Rep: Dian Fath Risalah, Ali Mansur/ Red: Andri Saubani
Ketua Komnas HAM Ahmad Taufan Damanik.
Foto: Antara/Aprillio Akbar
Ketua Komnas HAM Ahmad Taufan Damanik.

REPUBLIKA.CO.ID, JAKARTA -- Komisi Nasional Hak Asasi Manusia (Komnas HAM) sudah berkomunikasi dengan pihak kepolisian terkait kematian Ustadz Maaher At-Thuwalibi alias Soni Eranata di dalam rumah tahanan (rutan) Bareskrim Polri. Ketua Komnas HAM Ahmad Taufan Damanik menyebut, pihaknya akan mendalami apa yang sebenarnya terjadi dengan kematian Ustadz Maaher.

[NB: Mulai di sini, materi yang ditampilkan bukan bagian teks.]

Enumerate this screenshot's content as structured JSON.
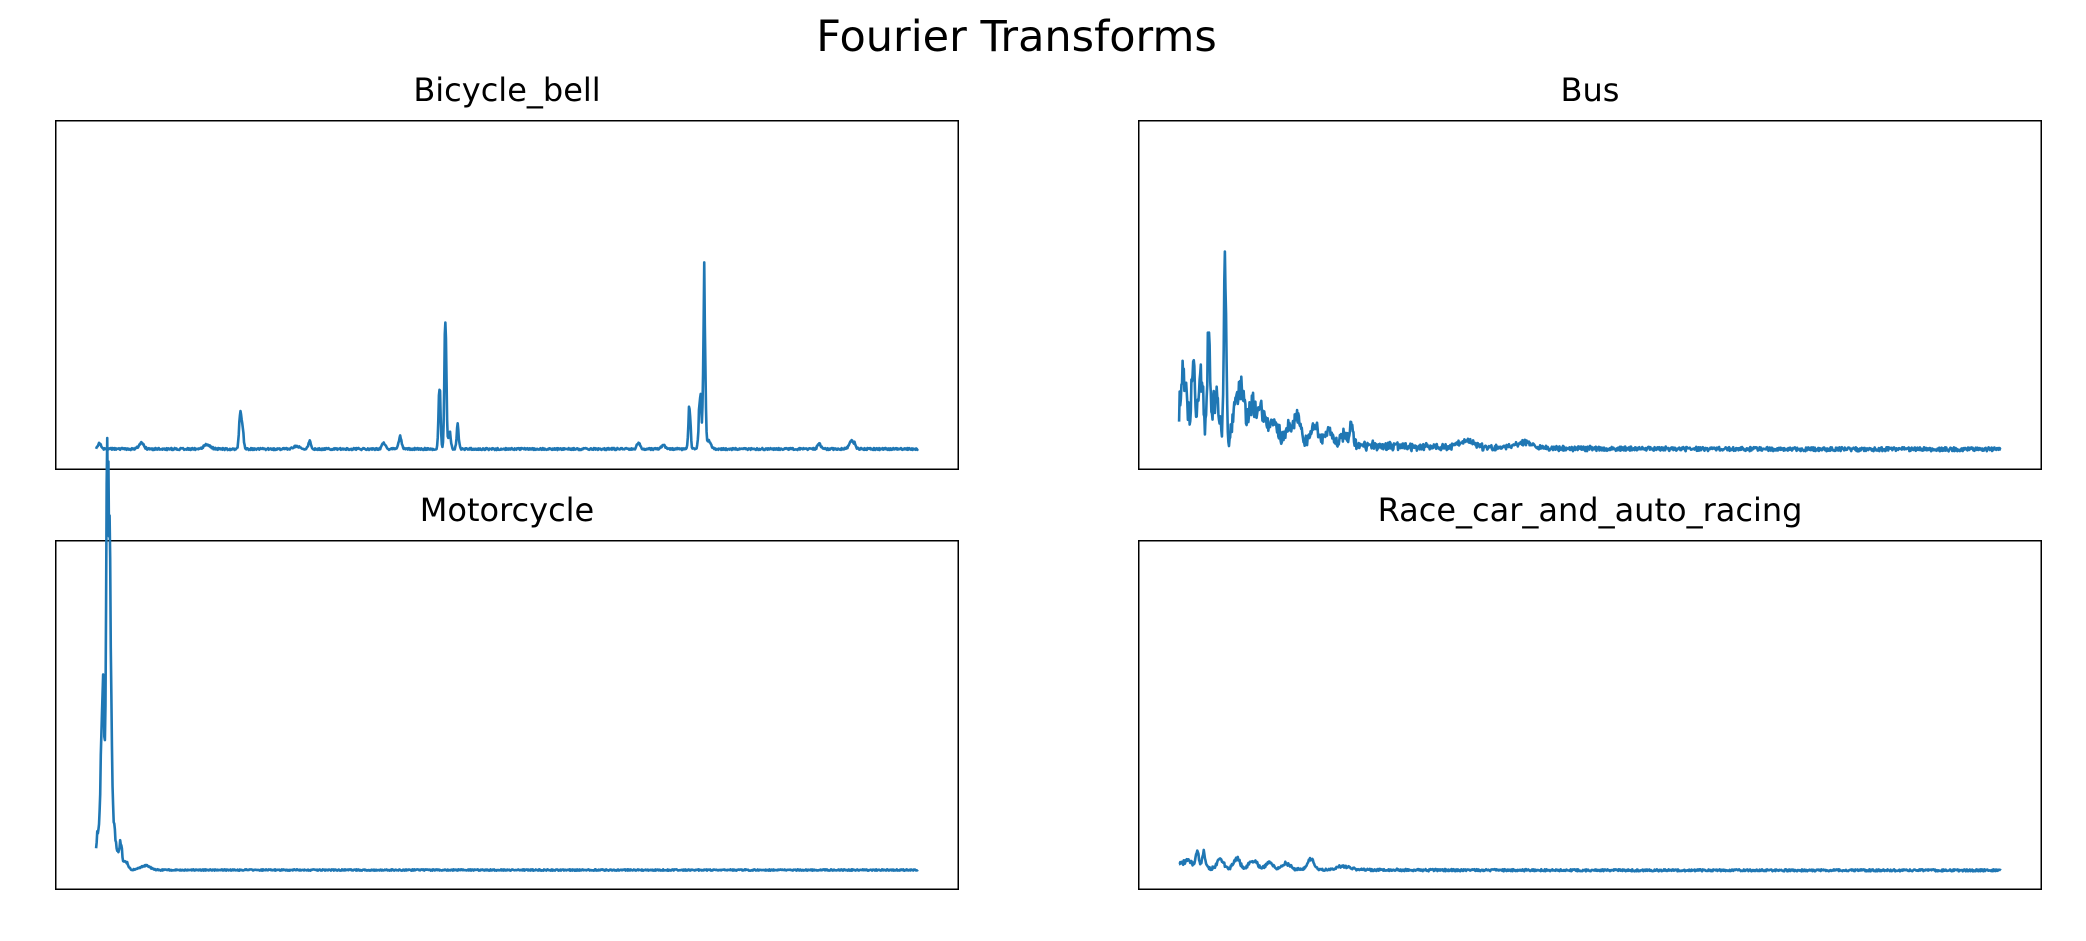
{
  "figure": {
    "title": "Fourier Transforms"
  },
  "colors": {
    "line": "#1f77b4",
    "frame": "#000000"
  },
  "chart_data": [
    {
      "type": "line",
      "title": "Bicycle_bell",
      "xlabel": "",
      "ylabel": "",
      "x_ticks": "none",
      "y_ticks": "none",
      "xlim": [
        -0.05,
        1.05
      ],
      "ylim": [
        -0.05,
        1.0
      ],
      "series": [
        {
          "style": "noisy-spectrum",
          "seed": 11,
          "baseline": 0.01,
          "noise": 0.006,
          "bumps": [
            {
              "x": 0.004,
              "h": 0.018,
              "w": 0.002
            },
            {
              "x": 0.055,
              "h": 0.02,
              "w": 0.003
            },
            {
              "x": 0.135,
              "h": 0.015,
              "w": 0.004
            },
            {
              "x": 0.26,
              "h": 0.027,
              "w": 0.0015
            },
            {
              "x": 0.178,
              "h": 0.09,
              "w": 0.0013
            },
            {
              "x": 0.175,
              "h": 0.12,
              "w": 0.0012
            },
            {
              "x": 0.244,
              "h": 0.01,
              "w": 0.004
            },
            {
              "x": 0.35,
              "h": 0.02,
              "w": 0.002
            },
            {
              "x": 0.37,
              "h": 0.045,
              "w": 0.0018
            },
            {
              "x": 0.418,
              "h": 0.21,
              "w": 0.0012
            },
            {
              "x": 0.425,
              "h": 0.43,
              "w": 0.0012
            },
            {
              "x": 0.43,
              "h": 0.06,
              "w": 0.0015
            },
            {
              "x": 0.44,
              "h": 0.085,
              "w": 0.0012
            },
            {
              "x": 0.66,
              "h": 0.02,
              "w": 0.002
            },
            {
              "x": 0.69,
              "h": 0.015,
              "w": 0.002
            },
            {
              "x": 0.722,
              "h": 0.16,
              "w": 0.0012
            },
            {
              "x": 0.735,
              "h": 0.19,
              "w": 0.0015
            },
            {
              "x": 0.74,
              "h": 0.56,
              "w": 0.0012
            },
            {
              "x": 0.745,
              "h": 0.03,
              "w": 0.003
            },
            {
              "x": 0.88,
              "h": 0.018,
              "w": 0.002
            },
            {
              "x": 0.92,
              "h": 0.03,
              "w": 0.003
            }
          ]
        }
      ]
    },
    {
      "type": "line",
      "title": "Bus",
      "xlabel": "",
      "ylabel": "",
      "x_ticks": "none",
      "y_ticks": "none",
      "xlim": [
        -0.05,
        1.05
      ],
      "ylim": [
        -0.05,
        1.0
      ],
      "series": [
        {
          "style": "noisy-spectrum",
          "seed": 23,
          "baseline": 0.006,
          "noise": 0.012,
          "decay": {
            "amp": 0.09,
            "rate": 6
          },
          "bumps": [
            {
              "x": 0.003,
              "h": 0.17,
              "w": 0.002
            },
            {
              "x": 0.008,
              "h": 0.16,
              "w": 0.003
            },
            {
              "x": 0.017,
              "h": 0.26,
              "w": 0.002
            },
            {
              "x": 0.026,
              "h": 0.21,
              "w": 0.003
            },
            {
              "x": 0.036,
              "h": 0.36,
              "w": 0.0015
            },
            {
              "x": 0.045,
              "h": 0.15,
              "w": 0.004
            },
            {
              "x": 0.056,
              "h": 0.63,
              "w": 0.0013
            },
            {
              "x": 0.07,
              "h": 0.14,
              "w": 0.004
            },
            {
              "x": 0.077,
              "h": 0.15,
              "w": 0.003
            },
            {
              "x": 0.088,
              "h": 0.13,
              "w": 0.004
            },
            {
              "x": 0.1,
              "h": 0.1,
              "w": 0.005
            },
            {
              "x": 0.115,
              "h": 0.07,
              "w": 0.005
            },
            {
              "x": 0.135,
              "h": 0.05,
              "w": 0.006
            },
            {
              "x": 0.145,
              "h": 0.08,
              "w": 0.004
            },
            {
              "x": 0.165,
              "h": 0.06,
              "w": 0.005
            },
            {
              "x": 0.182,
              "h": 0.05,
              "w": 0.004
            },
            {
              "x": 0.2,
              "h": 0.03,
              "w": 0.005
            },
            {
              "x": 0.21,
              "h": 0.07,
              "w": 0.002
            },
            {
              "x": 0.35,
              "h": 0.02,
              "w": 0.01
            },
            {
              "x": 0.42,
              "h": 0.02,
              "w": 0.01
            }
          ]
        }
      ]
    },
    {
      "type": "line",
      "title": "Motorcycle",
      "xlabel": "",
      "ylabel": "",
      "x_ticks": "none",
      "y_ticks": "none",
      "xlim": [
        -0.05,
        1.05
      ],
      "ylim": [
        -0.05,
        1.0
      ],
      "series": [
        {
          "style": "noisy-spectrum",
          "seed": 37,
          "baseline": 0.008,
          "noise": 0.004,
          "bumps": [
            {
              "x": 0.002,
              "h": 0.12,
              "w": 0.002
            },
            {
              "x": 0.006,
              "h": 0.3,
              "w": 0.0015
            },
            {
              "x": 0.009,
              "h": 0.55,
              "w": 0.0015
            },
            {
              "x": 0.013,
              "h": 0.96,
              "w": 0.0012
            },
            {
              "x": 0.015,
              "h": 0.8,
              "w": 0.0015
            },
            {
              "x": 0.017,
              "h": 0.6,
              "w": 0.0015
            },
            {
              "x": 0.019,
              "h": 0.15,
              "w": 0.002
            },
            {
              "x": 0.022,
              "h": 0.1,
              "w": 0.002
            },
            {
              "x": 0.026,
              "h": 0.05,
              "w": 0.002
            },
            {
              "x": 0.03,
              "h": 0.09,
              "w": 0.0015
            },
            {
              "x": 0.036,
              "h": 0.03,
              "w": 0.003
            },
            {
              "x": 0.06,
              "h": 0.015,
              "w": 0.006
            }
          ]
        }
      ]
    },
    {
      "type": "line",
      "title": "Race_car_and_auto_racing",
      "xlabel": "",
      "ylabel": "",
      "x_ticks": "none",
      "y_ticks": "none",
      "xlim": [
        -0.05,
        1.05
      ],
      "ylim": [
        -0.05,
        1.0
      ],
      "series": [
        {
          "style": "noisy-spectrum",
          "seed": 51,
          "baseline": 0.006,
          "noise": 0.006,
          "decay": {
            "amp": 0.01,
            "rate": 6
          },
          "bumps": [
            {
              "x": 0.003,
              "h": 0.02,
              "w": 0.003
            },
            {
              "x": 0.012,
              "h": 0.03,
              "w": 0.004
            },
            {
              "x": 0.022,
              "h": 0.06,
              "w": 0.002
            },
            {
              "x": 0.03,
              "h": 0.06,
              "w": 0.002
            },
            {
              "x": 0.05,
              "h": 0.035,
              "w": 0.004
            },
            {
              "x": 0.07,
              "h": 0.035,
              "w": 0.004
            },
            {
              "x": 0.09,
              "h": 0.03,
              "w": 0.005
            },
            {
              "x": 0.11,
              "h": 0.025,
              "w": 0.004
            },
            {
              "x": 0.13,
              "h": 0.02,
              "w": 0.005
            },
            {
              "x": 0.16,
              "h": 0.035,
              "w": 0.004
            },
            {
              "x": 0.2,
              "h": 0.012,
              "w": 0.008
            }
          ]
        }
      ]
    }
  ]
}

"Kami ingin tahu apa yang sebenarnya terjadi. Kalau kekerasan, keluarganya kan juga sudah bilang tidak ada kekerasan, sama dengan keterangan polisi, tapi sakit. Nah, sekarang sakitnya apa dan kenapa tidak segera mendapat perawatan, dan macam-macam. Jadi itu, bukan unsur penyiksaan," kata Taufan di Jakarta, Rabu (10/2).

Baca Juga

Adapun, salah satu hal yang ingin didalami Komnas HAM terkait informasi pembantaran penahanan yang simpang siur. Terlebih, lanjut Taufan, saat dalam kondisi sakit, penahanan terhadap Maaher sudah di bawah tanggung jawab Kejaksaan meskipun masih berada di Rutan Bareskrim Polri.

Komnas HAM, kata Taufan, ingin memastikan, mengapa Maaher tidak segera mendapat perawatan.

"Kami mau cek. Kenapa ada informasi seperti itu Taufan. Apa pun itu kan tetap tanggung jawab. Tapi, sebetulnya almarhum juga sudah di bawah tahanan Kejaksaan. Jadi kami juga akan coba tanya nanti, " ujar Taufan.

 

Sebelumnya, Kadiv Humas Mabes Polri Irjen Argo Yuwono kembali menegaskan kematian Ustadz Maaher karena sakit yang dideritanya. Hanya saja, Argo enggan membeberkan secara detail penyakit yang diderita almarhum dengan alasan tak mau mencoreng nama baik keluarga Maaher lantaran penyakitnya sangat sensitif.

"Ini bisa berkaitan dengan nama baik keluarga almarhum. Jadi, kita tidak bisa sampaikan secara jelas dan gamblang sakitnya apa karena penyakitnya adalah sensitif, ini masalahnya," ujar Argo dalam jumpa pers di Mabes Polri, Jakarta Selatan, Selasa (9/2).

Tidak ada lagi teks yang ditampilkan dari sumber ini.